さらにカーは、歴史の「客観性」は絶対的なものでないとしても、存在するとします。それは、①歴史家が自分のおかれた社会的歴史的立場に制約された「ものの見方」をこえる能力を持っているかということと(ポジショナリティの自覚と脱構築の力)、②歴史家が未来に投影したビジョンによって過去の洞察を深く耐久性のあるものにする能力を持っているか(未来展望と過去をつなげて探究する力)、にかかっているとカーは論じています。①を価値論的に表現し直したものが②と言えましょう。
カーの見ていたものとは異なる世界に生きている私たちは、さらに考えるべき課題を見出すでしょう。深刻な歴史認識の対立に引き裂かれている私たちは、歴史の「客観性」を未来だけでなく、今ここで吟味する必要性に迫られています。人間の制御力の進歩についてカーは確信していますが、個人の制御力の高まりが必ずしも社会全体の制御力の向上にはつながらず、それゆえ人類の危機がより一層深刻化しているのが、現代世界であるとも言えます。

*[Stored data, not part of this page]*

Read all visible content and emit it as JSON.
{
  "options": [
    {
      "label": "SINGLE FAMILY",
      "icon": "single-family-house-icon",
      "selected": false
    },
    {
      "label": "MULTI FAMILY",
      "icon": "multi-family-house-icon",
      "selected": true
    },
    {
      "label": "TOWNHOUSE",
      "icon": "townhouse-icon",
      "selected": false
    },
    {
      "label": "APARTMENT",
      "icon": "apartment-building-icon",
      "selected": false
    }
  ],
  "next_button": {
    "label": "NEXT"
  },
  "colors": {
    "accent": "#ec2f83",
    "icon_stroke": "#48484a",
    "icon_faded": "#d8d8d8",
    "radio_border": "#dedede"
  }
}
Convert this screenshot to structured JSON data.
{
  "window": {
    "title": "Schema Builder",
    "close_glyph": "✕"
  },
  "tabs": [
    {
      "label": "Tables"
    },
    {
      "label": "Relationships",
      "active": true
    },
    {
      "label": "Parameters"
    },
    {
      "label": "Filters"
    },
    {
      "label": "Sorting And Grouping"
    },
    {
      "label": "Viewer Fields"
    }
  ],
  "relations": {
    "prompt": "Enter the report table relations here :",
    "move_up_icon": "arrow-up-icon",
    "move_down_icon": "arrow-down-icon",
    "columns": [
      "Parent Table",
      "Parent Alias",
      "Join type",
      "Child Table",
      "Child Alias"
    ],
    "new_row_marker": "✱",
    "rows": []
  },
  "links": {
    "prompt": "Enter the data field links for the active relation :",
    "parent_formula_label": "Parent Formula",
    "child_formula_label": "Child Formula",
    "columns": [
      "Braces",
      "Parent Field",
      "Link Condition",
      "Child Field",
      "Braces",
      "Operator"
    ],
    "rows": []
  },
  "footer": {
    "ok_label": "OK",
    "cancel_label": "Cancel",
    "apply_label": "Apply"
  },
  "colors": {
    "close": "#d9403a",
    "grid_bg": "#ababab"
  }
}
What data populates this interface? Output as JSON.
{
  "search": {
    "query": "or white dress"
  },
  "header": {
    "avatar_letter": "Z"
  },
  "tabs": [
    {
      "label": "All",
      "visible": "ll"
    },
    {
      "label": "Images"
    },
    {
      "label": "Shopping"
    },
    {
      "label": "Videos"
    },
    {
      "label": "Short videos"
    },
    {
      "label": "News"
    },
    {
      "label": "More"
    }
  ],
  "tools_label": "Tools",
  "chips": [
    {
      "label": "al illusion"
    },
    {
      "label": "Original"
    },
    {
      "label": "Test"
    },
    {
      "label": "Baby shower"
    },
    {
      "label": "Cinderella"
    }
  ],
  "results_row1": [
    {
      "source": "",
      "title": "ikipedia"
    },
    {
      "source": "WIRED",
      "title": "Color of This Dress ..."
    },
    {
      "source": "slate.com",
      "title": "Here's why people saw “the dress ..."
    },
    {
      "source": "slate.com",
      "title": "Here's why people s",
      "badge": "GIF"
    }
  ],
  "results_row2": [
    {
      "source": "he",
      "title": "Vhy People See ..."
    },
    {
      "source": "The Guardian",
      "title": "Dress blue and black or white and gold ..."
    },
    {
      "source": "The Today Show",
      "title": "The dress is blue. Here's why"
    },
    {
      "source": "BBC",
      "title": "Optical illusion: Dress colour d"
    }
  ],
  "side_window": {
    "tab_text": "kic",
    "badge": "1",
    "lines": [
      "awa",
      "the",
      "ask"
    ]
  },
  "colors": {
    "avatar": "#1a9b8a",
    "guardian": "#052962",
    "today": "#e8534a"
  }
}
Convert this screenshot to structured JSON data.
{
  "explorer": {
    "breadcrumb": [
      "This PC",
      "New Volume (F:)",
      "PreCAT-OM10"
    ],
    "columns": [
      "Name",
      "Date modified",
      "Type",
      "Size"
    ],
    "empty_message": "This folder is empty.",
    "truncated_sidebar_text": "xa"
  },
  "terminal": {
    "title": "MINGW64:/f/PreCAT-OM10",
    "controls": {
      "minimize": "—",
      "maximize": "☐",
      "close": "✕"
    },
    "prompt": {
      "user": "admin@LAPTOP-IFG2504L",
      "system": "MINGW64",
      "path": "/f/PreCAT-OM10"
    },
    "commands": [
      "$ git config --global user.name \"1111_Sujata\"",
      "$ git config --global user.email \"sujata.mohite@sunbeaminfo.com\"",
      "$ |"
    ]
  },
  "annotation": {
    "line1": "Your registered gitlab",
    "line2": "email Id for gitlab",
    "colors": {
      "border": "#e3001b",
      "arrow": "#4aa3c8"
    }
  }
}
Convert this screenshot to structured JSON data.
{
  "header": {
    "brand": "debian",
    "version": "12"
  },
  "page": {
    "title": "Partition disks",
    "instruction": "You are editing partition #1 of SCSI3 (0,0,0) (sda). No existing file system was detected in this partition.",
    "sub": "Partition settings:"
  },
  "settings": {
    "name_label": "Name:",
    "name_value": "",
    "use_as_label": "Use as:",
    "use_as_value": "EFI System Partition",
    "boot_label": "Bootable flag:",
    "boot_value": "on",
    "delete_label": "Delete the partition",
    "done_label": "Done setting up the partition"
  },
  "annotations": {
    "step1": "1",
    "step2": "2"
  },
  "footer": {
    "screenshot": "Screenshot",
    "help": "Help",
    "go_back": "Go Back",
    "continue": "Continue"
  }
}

それでも、カーが本書で説いた、自分たちが歴史に向き合う時の終わることのない対話(現在と過去との対話)と、そのときの未来展望との交錯と絶えざる検証(未来と過去との対話)の重要性は不変だと思います。この「対話」(プロセスの重視)のいとなみは、歴史家だけでなく、歴史教育の場においても大切にされるべきものであると受け止めました。